[Intel-gfx] [RFC 7/9] drm/i915: Interrupt driven fences

Tvrtko Ursulin tvrtko.ursulin at linux.intel.com
Mon Aug 3 02:20:29 PDT 2015


On 07/27/2015 03:00 PM, Daniel Vetter wrote:
> On Mon, Jul 27, 2015 at 02:20:43PM +0100, Tvrtko Ursulin wrote:
>>
>> On 07/17/2015 03:31 PM, John.C.Harrison at Intel.com wrote:
>>> From: John Harrison <John.C.Harrison at Intel.com>
>>>
>>> The intended usage model for struct fence is that the signalled status should be
>>> set on demand rather than polled. That is, there should not be a need for a
>>> 'signaled' function to be called everytime the status is queried. Instead,
>>> 'something' should be done to enable a signal callback from the hardware which
>>> will update the state directly. In the case of requests, this is the seqno
>>> update interrupt. The idea is that this callback will only be enabled on demand
>>> when something actually tries to wait on the fence.
>>>
>>> This change removes the polling test and replaces it with the callback scheme.
>>> Each fence is added to a 'please poke me' list at the start of
>>> i915_add_request(). The interrupt handler then scans through the 'poke me' list
>>> when a new seqno pops out and signals any matching fence/request. The fence is
>>> then removed from the list so the entire request stack does not need to be
>>> scanned every time. Note that the fence is added to the list before the commands
>>> to generate the seqno interrupt are added to the ring.
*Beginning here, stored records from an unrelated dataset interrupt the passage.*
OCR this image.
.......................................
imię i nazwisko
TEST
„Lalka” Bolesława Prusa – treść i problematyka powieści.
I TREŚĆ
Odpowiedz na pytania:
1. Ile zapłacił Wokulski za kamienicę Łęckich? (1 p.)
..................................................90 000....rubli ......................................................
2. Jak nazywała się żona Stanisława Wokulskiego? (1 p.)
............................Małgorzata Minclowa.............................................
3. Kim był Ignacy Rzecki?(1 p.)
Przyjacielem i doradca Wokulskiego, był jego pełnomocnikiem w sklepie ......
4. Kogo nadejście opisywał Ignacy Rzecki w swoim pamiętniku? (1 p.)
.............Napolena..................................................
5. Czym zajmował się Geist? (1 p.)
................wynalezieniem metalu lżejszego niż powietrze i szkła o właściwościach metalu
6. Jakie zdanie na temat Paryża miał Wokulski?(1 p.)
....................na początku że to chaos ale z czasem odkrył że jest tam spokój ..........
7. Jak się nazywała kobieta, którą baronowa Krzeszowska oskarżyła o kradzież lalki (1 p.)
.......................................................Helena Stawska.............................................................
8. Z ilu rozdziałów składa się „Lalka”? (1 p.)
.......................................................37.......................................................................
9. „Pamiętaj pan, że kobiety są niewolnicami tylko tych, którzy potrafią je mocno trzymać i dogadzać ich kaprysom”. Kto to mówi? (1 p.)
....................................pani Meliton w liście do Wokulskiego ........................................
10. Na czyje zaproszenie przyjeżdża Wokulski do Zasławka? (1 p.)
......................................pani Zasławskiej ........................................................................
Thus the sequence is
>>> guaranteed to be race free if the interrupt is already enabled.
>>>
>>> Note that the interrupt is only enabled on demand (i.e. when __wait_request() is
>>> called). Thus there is still a potential race when enabling the interrupt as the
>>> request may already have completed. However, this is simply solved by calling
>>> the interrupt processing code immediately after enabling the interrupt and
>>> thereby checking for already completed requests.
>>>
>>> Lastly, the ring clean up code has the possibility to cancel outstanding
>>> requests (e.g. because TDR has reset the ring). These requests will never get
>>> signalled and so must be removed from the signal list manually. This is done by
>>> setting a 'cancelled' flag and then calling the regular notify/retire code path
>>> rather than attempting to duplicate the list manipulatation and clean up code in
>>> multiple places. This also avoid any race condition where the cancellation
>>> request might occur after/during the completion interrupt actually arriving.
>>>
>>> v2: Updated to take advantage of the request unreference no longer requiring the
>>> mutex lock.
>>>
>>> For: VIZ-5190
>>> Signed-off-by: John Harrison <John.C.Harrison at Intel.com>
>>> ---
>>
>> [snip]
>>
>>> @@ -1382,6 +1387,10 @@ static void i915_gem_request_retire(struct drm_i915_gem_request *request)
>>>   	list_del_init(&request->list);
>>>   	i915_gem_request_remove_from_client(request);
>>>
>>> +	/* In case the request is still in the signal pending list */
>>> +	if (!list_empty(&request->signal_list))
>>> +		request->cancelled = true;
>>> +
>>
>> Another thing I did not see implemented is the sync_fence error state.
>>
>> This is more about the Android part, but related to this canceled flag so I
>> am commenting here.
>>
>> I thought when TDR kicks in and we set request->cancelled to true, there
>> should be a code path which somehow makes sync_fence->status negative.
>>
>> As it is, because fence_signal will not be called on canceled, I thought
>> waiters will wait until timeout, rather than being woken up and return error
>> status.
>>
>> For this to work you would somehow need to make sync_fence->status go
>> negative. With normal fence completion it goes from 1 -> 0, via the
>> completion callback. I did not immediately see how to make it go negative
>> using the existing API.
>
> I think back when we did struct fence we decided that we won't care yet
> about forwarding error state since doing that across drivers if you have a
> chain of fences looked complicated. And no one had any clear idea about
> what kind of semantics we really want. If we want this we'd need to add
> it, but probably better to do that as a follow-up (usual caveat about
> open-source userspace and demonstration vehicles apply and all that).

Hm, I am not sure but it feels to me not having an error state is a 
problem. Without it userspace can just keep waiting and waiting upon a 
fence even though the driver has discarded that workload and never plans 
to resubmit it. Am I missing something?